One area where TFN often gets hammered is on the Leadership Verification Moderator process. This is where an owner or moderator of a freecycling group attempts to join OIDG or similar group. Very often the application is turned down for invalid reasons. Here is my take on what the process is, and what is wrong, and if TFN reads this blog might actually improve their success rate.

Before we begin, though there is a suspicion that the LVM process is flawed intentionally so that TFN can turn people down who they do not want in their moderator forums, though I am confident this is misplaced thinking.
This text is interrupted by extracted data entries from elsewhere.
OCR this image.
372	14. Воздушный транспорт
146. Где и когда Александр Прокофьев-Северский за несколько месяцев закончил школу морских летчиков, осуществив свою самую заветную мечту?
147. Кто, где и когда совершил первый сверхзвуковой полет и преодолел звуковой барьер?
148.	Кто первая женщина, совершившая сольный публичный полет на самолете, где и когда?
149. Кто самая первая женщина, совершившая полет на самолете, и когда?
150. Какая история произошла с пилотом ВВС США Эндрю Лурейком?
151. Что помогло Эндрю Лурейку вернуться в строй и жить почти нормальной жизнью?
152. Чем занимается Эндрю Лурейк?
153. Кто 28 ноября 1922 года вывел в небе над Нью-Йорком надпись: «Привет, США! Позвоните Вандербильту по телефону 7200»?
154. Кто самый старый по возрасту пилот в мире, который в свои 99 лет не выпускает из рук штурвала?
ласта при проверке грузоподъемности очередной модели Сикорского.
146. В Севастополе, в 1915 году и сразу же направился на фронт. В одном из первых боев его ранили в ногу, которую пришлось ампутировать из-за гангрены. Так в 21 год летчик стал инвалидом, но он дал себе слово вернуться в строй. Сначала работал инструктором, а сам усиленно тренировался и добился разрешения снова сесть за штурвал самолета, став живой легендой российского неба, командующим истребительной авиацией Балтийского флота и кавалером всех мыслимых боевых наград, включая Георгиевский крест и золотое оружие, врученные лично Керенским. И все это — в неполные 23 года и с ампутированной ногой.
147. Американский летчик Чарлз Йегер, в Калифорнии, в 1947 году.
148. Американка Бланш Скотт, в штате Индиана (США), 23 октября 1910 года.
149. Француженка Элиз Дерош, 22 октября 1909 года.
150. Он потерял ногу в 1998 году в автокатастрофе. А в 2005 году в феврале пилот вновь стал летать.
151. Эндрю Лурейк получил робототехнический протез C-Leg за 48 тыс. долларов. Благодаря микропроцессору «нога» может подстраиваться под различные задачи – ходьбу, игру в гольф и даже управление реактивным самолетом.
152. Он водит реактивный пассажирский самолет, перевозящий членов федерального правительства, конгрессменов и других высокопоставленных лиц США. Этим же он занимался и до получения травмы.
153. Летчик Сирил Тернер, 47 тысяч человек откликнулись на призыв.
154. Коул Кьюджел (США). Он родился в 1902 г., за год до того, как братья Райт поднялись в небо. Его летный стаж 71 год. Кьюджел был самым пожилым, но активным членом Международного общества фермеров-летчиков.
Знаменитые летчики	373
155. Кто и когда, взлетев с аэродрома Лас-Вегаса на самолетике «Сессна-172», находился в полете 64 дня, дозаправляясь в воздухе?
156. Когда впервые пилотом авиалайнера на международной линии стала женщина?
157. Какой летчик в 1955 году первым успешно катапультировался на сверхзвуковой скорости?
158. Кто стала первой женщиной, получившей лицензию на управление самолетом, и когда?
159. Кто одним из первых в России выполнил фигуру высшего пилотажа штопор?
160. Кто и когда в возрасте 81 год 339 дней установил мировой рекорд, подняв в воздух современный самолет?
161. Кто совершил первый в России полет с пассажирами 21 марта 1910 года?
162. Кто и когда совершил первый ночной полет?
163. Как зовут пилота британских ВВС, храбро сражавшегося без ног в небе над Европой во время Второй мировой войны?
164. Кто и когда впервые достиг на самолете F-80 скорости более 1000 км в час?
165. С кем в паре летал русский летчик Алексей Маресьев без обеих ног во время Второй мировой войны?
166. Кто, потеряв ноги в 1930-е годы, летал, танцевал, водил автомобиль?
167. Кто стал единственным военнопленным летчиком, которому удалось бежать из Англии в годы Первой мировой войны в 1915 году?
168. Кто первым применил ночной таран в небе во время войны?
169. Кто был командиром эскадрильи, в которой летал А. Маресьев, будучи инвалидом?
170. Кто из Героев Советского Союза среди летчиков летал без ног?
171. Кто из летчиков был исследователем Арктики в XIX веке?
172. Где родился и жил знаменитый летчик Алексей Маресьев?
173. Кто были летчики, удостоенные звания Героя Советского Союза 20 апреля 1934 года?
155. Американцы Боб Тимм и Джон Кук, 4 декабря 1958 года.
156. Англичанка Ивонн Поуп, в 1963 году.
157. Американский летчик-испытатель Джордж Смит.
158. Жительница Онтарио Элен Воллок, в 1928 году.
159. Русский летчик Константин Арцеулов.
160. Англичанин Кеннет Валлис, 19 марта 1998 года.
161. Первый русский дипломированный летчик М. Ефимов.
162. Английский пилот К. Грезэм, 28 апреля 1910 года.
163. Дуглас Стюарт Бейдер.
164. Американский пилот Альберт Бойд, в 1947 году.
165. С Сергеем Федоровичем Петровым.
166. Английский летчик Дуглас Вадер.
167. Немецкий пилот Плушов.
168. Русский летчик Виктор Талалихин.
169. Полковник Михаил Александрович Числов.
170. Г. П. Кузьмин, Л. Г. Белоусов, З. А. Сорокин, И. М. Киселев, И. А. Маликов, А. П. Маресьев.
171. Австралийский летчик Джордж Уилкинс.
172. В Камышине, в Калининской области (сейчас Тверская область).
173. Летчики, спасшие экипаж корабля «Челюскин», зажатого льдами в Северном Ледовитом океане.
First what happens is that a moderator hears or reads of these forums and decides they wish to join. So they send a email to the LVM person, thinking that after a few minutes that will be the end of the matter and that they will somehow become a member of some hallowed forum or other. It does not work like that. Perhaps one day TFN will issue an official FAQ on this, but for now here is my take.
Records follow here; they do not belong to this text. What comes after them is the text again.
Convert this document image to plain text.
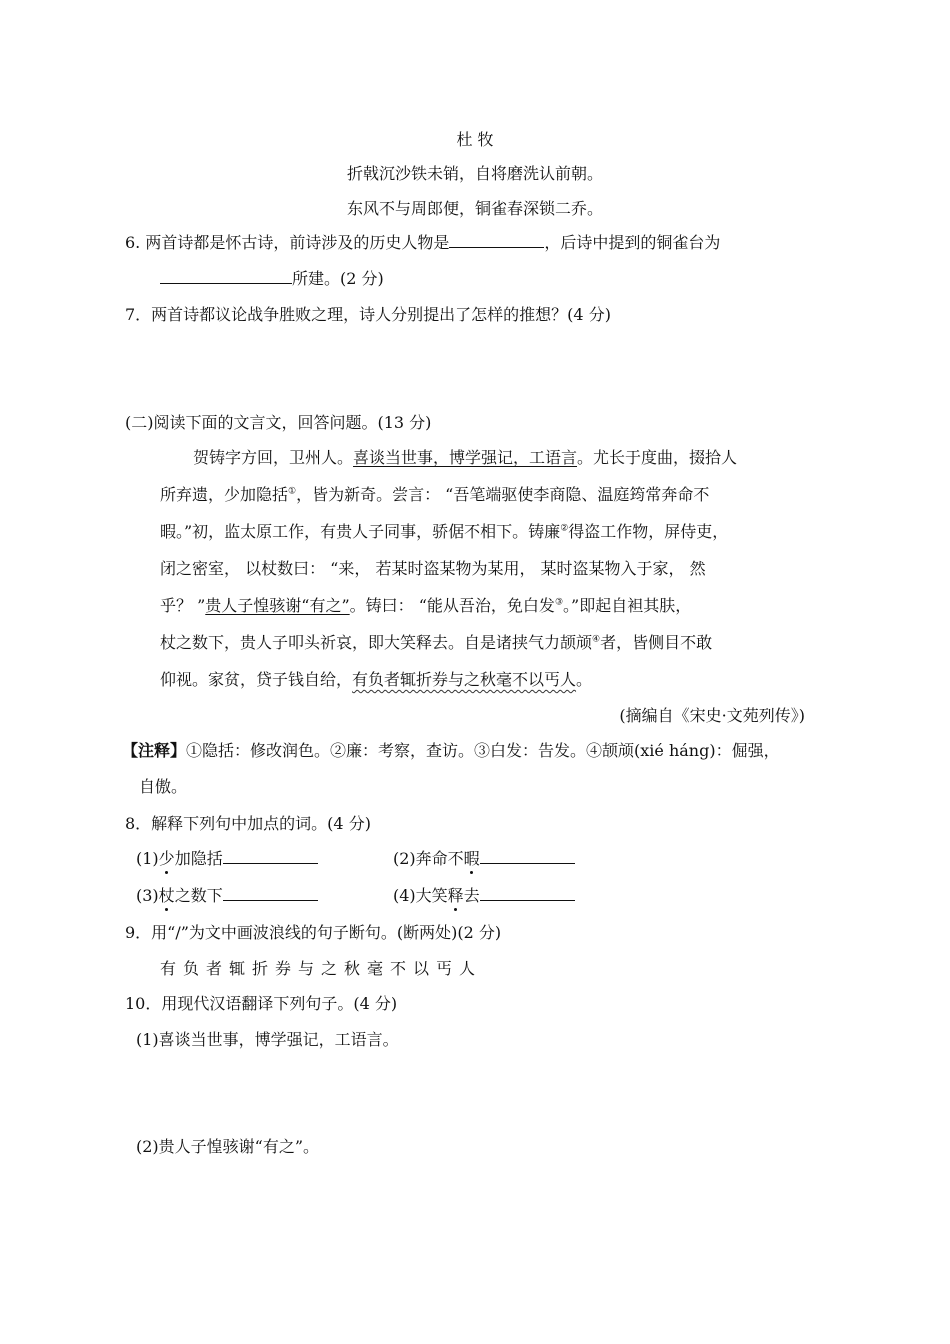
杜 牧
折戟沉沙铁未销，自将磨洗认前朝。
东风不与周郎便，铜雀春深锁二乔。
6. 两首诗都是怀古诗，前诗涉及的历史人物是	，后诗中提到的铜雀台为
所建。(2 分)
7．两首诗都议论战争胜败之理，诗人分别提出了怎样的推想？(4 分)
(二)阅读下面的文言文，回答问题。(13 分)
贺铸字方回，卫州人。喜谈当世事，博学强记，工语言。尤长于度曲，掇拾人
所弃遗，少加隐括①，皆为新奇。尝言： “吾笔端驱使李商隐、温庭筠常奔命不
暇。”初，监太原工作，有贵人子同事，骄倨不相下。铸廉②得盗工作物，屏侍吏，
闭之密室， 以杖数曰： “来， 若某时盗某物为某用， 某时盗某物入于家， 然
乎？ ”贵人子惶骇谢“有之”。铸曰： “能从吾治，免白发③。”即起自袒其肤，
杖之数下，贵人子叩头祈哀，即大笑释去。自是诸挟气力颉颃④者，皆侧目不敢
仰视。家贫，贷子钱自给，有负者辄折券与之秋毫不以丐人。
(摘编自《宋史·文苑列传》)
【注释】①隐括：修改润色。②廉：考察，查访。③白发：告发。④颉颃(xié háng)：倔强，
自傲。
8．解释下列句中加点的词。(4 分)
(1)少加隐括	(2)奔命不暇
(3)杖之数下	(4)大笑释去
9．用“/”为文中画波浪线的句子断句。(断两处)(2 分)
有负者辄折券与之秋毫不以丐人
10．用现代汉语翻译下列句子。(4 分)
(1)喜谈当世事，博学强记，工语言。
(2)贵人子惶骇谢“有之”。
Having received a request to join the LVM person will ask to see if this person is on any blacklist. If so then of course they will not be allowed to join. Being on a blacklist is probably emailing around TPTB to see if anyone knows anything negative about this person. Say we wait 48 hours for any potential response, and there is no negative feedback, what next?

The next step is to send an email back to the group’s “owner” address. We then have a further wait for up to 14 days for the owner to reply. So if the group’s owner address (which should ideally include the original moderator) then any moderator can reply and everything should be fine.

But this part of the process can go very wrong.

  • In theory this should be responded to immediately, but by guess is that Yahoo have had problems with owner delivery in the past, present and possibly future.
  • Besides that there is no inbuilt monitoring in this process. The original application is left in the dark about what is happening and so just waits and waits. If a copy of the outbound email to the owner was copied to the original application this would engender a closed loop where everyone can help the application resolve most quickly. Being left in the dark helps no-one.
  • The original applicant does not generally even know of the 14 day time limit.
  • Even if the owner responds back, because of the frailties of email there is no reason to believe the LVM person actually gets a positive response.

And so 14 or so days later the LVM inevitably sends out a rejection letter. The original applicant is frustrated. The LVM person is frustrated. The group is frustrated.

This is a flawed process that needs modifying badly. Like all things the devil is in the detail. And the detail here is far too much reliance on emails to and from “-owner” working properly, and within a fixed time limit of 14 days.  My guess is also that the 14 day time-out is seen as a politically correct and easy way of refusing people without them taking offence.